9 Oct 04 - 12 Feb 12
Today's Front Page
Daily Iowan Staff
University of Iowa
Disenfranchising youth & minorities
By DI Editorial Board
Monday, September 20, 2004
Voter turnout among young people has been generally, and notoriously, low recently. In 2000, only 37 percent of 18- to 24-year-olds voted, compared with 64 percent for those 25 and older. Interest in the upcoming election is reportedly at the highest level among college students since 18-20 year-olds were granted the right to vote in 1972. The increased interest by younger voters has been attributed to the war in Iraq, the cost of college tuition, and concerns over possible reinstatement of the draft. In order to ensure that young adults remain engaged in the political process, election officials must ensure that every individual who meets the legal requirements of the state has the chance to vote. In 1979, the U.S. Supreme Court ruled that students can vote where they go to school as long as they "establish residency," a vague definition with the potential to create controversy. The policy of the state of Iowa is that as long as individuals have an address, they can vote in this state. This includes college students who live in residence halls.

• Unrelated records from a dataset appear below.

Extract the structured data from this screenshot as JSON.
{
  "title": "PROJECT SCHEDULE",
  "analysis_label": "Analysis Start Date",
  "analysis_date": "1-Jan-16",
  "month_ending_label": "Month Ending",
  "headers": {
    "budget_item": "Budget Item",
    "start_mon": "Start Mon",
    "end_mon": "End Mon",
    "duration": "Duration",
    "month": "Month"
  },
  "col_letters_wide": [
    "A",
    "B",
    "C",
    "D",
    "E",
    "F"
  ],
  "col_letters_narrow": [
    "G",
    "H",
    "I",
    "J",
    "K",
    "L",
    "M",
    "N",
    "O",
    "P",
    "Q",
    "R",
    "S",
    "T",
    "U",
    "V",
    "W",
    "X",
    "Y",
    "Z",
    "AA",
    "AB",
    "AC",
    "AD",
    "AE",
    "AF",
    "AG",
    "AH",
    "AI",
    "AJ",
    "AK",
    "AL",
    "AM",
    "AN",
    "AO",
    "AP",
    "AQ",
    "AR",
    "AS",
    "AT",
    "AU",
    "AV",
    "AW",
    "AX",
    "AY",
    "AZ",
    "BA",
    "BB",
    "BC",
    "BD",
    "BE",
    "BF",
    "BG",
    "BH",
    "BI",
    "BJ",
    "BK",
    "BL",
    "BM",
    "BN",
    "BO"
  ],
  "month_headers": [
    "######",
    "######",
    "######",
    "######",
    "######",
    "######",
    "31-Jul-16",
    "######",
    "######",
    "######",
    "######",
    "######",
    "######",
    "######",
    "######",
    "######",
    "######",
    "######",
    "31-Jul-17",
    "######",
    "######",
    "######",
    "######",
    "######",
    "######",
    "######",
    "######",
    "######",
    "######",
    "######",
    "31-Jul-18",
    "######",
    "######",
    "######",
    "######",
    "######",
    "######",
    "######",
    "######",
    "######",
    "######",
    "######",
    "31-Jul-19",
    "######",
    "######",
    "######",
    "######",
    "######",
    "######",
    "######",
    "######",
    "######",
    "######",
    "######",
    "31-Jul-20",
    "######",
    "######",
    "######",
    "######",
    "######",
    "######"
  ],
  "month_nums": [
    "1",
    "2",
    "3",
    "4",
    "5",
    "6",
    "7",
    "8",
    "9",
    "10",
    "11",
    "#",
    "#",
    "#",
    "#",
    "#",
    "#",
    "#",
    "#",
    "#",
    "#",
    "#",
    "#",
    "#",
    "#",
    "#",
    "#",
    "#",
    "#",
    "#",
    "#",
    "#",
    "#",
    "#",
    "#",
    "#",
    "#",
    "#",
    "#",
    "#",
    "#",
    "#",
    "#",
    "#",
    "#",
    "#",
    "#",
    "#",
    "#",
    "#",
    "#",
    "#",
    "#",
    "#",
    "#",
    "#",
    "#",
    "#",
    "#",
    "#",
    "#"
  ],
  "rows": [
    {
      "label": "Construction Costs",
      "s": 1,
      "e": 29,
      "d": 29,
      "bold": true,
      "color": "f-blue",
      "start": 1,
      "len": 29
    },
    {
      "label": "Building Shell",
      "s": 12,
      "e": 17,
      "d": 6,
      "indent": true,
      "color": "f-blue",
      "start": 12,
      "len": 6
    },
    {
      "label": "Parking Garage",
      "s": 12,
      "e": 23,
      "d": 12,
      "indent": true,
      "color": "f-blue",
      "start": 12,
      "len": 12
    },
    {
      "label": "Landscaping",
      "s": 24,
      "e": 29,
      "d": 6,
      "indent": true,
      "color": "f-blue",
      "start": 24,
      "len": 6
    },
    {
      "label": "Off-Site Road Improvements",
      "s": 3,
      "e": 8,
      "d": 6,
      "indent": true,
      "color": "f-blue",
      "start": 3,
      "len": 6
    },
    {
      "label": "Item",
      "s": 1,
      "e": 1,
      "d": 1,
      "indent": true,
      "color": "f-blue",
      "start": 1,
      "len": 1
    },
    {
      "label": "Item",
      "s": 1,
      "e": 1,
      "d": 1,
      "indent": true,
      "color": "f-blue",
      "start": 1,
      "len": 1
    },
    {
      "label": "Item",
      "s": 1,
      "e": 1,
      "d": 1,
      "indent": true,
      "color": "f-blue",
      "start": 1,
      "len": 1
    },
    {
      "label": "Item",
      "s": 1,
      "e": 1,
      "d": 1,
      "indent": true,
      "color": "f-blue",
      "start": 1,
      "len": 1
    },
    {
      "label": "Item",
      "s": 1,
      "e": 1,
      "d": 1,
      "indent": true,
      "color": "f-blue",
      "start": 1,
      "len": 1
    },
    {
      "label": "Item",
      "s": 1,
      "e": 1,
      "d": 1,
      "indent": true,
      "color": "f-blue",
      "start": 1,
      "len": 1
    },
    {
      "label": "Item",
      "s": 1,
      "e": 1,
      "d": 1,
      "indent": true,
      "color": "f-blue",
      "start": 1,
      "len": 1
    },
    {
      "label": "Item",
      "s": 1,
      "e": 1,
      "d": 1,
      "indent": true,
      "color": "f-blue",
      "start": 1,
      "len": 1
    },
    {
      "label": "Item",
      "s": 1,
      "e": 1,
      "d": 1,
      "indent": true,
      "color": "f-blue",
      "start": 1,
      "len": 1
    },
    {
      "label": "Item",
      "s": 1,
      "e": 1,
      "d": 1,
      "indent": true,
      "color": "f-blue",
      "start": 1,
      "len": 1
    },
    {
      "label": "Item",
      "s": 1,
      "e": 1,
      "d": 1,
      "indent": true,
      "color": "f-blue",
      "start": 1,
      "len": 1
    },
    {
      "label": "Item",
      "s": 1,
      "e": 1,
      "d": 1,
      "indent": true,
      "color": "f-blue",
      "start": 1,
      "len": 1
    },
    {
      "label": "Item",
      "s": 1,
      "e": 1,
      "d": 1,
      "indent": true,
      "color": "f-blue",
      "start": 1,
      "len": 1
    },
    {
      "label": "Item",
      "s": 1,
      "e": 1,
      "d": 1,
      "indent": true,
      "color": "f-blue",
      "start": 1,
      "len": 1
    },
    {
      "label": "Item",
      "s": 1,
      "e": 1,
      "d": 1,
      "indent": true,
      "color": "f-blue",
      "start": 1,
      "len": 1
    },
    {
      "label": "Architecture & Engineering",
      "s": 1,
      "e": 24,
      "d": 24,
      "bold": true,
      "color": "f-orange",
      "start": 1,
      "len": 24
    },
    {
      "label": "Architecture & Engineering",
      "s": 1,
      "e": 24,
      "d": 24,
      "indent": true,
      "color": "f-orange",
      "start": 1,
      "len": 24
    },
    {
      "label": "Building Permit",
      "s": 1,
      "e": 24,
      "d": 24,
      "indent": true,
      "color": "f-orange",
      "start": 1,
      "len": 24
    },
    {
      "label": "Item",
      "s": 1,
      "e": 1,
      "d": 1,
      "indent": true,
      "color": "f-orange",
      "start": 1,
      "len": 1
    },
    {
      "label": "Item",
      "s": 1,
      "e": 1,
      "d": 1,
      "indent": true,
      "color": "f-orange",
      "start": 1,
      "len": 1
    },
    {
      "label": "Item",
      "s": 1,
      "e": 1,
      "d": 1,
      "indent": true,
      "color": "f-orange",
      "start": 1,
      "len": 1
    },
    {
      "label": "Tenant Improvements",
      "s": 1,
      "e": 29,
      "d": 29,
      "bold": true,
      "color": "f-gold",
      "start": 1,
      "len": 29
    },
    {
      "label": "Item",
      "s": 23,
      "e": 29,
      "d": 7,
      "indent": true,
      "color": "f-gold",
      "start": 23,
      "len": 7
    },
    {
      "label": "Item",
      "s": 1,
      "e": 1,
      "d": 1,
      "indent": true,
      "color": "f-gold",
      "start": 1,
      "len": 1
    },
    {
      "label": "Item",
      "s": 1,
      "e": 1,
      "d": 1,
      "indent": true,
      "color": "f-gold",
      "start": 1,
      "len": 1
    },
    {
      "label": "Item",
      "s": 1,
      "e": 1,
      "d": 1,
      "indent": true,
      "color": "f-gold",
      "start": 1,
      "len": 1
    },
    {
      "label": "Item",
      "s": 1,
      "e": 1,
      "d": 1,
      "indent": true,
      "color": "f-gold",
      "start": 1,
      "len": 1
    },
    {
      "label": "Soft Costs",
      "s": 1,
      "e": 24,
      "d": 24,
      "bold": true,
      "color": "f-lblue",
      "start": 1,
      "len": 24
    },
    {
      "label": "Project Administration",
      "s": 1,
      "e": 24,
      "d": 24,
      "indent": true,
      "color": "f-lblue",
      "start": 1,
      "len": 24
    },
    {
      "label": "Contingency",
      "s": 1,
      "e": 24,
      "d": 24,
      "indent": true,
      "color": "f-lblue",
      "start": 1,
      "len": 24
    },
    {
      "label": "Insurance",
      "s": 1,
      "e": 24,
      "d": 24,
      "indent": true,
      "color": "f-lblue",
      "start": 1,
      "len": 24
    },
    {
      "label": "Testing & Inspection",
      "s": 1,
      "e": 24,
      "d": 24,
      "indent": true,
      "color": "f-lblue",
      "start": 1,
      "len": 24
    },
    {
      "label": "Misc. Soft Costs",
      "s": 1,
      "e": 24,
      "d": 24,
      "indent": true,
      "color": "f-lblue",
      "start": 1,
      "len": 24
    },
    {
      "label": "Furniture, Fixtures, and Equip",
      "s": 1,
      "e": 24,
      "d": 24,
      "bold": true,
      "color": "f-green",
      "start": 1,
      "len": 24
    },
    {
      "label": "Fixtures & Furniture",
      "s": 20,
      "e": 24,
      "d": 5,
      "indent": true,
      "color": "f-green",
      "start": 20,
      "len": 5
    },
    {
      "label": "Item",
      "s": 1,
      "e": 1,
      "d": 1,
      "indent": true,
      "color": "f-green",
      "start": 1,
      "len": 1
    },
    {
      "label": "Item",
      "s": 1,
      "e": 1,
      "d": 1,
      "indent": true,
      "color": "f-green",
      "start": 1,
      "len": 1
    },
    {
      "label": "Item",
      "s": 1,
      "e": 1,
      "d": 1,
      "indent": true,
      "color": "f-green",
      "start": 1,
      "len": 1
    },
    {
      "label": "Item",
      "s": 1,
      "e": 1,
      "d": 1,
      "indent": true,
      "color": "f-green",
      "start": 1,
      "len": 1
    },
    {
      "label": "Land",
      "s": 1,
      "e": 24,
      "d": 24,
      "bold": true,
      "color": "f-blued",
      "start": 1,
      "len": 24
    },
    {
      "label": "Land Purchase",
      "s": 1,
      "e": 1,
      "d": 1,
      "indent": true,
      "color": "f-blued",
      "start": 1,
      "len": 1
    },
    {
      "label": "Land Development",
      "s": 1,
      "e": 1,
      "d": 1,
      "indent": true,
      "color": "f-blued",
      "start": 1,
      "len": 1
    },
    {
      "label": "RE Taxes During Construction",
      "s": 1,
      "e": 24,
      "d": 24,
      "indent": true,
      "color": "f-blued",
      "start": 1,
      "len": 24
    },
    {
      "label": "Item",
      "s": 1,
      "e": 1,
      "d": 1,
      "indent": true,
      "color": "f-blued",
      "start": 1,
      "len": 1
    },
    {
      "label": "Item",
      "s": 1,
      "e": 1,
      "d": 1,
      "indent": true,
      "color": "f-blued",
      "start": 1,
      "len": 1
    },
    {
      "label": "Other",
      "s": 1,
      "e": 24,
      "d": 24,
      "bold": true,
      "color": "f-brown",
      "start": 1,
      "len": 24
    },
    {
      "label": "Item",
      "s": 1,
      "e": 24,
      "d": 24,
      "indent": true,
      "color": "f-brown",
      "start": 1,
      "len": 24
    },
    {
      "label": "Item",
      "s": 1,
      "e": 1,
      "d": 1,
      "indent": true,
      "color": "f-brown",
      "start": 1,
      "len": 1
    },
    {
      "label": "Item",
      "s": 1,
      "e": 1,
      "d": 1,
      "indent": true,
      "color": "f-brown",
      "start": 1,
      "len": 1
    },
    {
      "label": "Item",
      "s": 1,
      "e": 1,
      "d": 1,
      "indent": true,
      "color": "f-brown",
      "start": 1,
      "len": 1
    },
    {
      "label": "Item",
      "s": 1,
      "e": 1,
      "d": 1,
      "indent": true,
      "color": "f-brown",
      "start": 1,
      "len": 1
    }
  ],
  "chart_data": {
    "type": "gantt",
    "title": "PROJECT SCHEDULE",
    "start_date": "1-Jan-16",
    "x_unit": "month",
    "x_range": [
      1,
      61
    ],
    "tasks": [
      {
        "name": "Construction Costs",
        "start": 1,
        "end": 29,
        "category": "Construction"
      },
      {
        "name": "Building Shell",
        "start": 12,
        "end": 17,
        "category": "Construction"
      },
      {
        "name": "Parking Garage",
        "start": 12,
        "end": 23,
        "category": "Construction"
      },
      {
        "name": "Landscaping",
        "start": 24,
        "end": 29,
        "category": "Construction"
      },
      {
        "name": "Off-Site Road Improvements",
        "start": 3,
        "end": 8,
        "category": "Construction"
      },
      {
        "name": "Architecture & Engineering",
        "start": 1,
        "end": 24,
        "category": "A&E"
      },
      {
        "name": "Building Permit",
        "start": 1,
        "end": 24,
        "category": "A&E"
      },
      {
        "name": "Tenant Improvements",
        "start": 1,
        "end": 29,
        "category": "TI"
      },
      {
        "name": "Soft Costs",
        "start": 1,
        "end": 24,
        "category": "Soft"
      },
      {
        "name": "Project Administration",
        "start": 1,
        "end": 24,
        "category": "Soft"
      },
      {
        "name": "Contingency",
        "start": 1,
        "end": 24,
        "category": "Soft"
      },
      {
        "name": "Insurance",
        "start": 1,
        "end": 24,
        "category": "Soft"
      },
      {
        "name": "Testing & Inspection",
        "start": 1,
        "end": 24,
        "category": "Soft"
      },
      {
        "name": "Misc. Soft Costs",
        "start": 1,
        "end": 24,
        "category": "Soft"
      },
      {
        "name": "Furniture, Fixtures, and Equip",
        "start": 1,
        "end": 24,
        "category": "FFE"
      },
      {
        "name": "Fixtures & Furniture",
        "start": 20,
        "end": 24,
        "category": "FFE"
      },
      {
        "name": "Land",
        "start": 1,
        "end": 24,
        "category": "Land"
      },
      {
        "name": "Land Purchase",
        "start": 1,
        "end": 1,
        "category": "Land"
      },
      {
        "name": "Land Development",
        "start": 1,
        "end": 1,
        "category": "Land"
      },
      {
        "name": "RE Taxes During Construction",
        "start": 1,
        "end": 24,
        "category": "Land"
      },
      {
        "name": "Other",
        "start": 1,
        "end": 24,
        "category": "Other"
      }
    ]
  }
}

Thus, the recent attempts at nationwide voter disenfranchisement is troubling. In the state of Florida during the 2000 election, thousands of people, mostly blacks, were wrongfully barred from voting because their names were placed on a flawed list of convicted felons. Florida attempted to institute a new felon list for the 2004 election. The list included 2,100 citizens who had been granted clemency, restoring their voting rights, but they were still placed on the list. John Pappageorge, a white Republican state legislator in Michigan, has publicly said that if Republicans do not suppress the vote in largely black Detroit, the GOP will have a tough time in the election.
The disturbing trend of voter disenfranchisement has also spread toward college students. Students at Hamiliton College in New York were told that they could not vote at their university because they were not "permanent residents." In January, students who registered to vote at the College of William & Mary in Virginia were required by the city of Williamsburg to fill out a two-page questionnaire that included questions about their personal finances. Some students at Prairie View A&M University in Texas were even threatened with arrest because they were told by the local district attorney that they were not eligible to vote in the county in which the school was located. Regardless of whether the attempts of disenfranchisement were on purpose, these examples highlight the importance of young people knowing their rights when it comes to voting.
Voter intimidation and disenfranchisement is a serious matter and threat to a fair outcome of any election, particularly the presidential race of this year that remains a dead heat in many polls. The Election Protection Coalition, a group of 25,000 volunteers and 5,000 lawyers, has set up a phone number (1-800-OUR-VOTE) to provide assistance to voters who may experience unfair treatment at the polls. There is nothing liberal or conservative about an individual's right to vote. It is a fundamental individual right and the foundation of our democracy.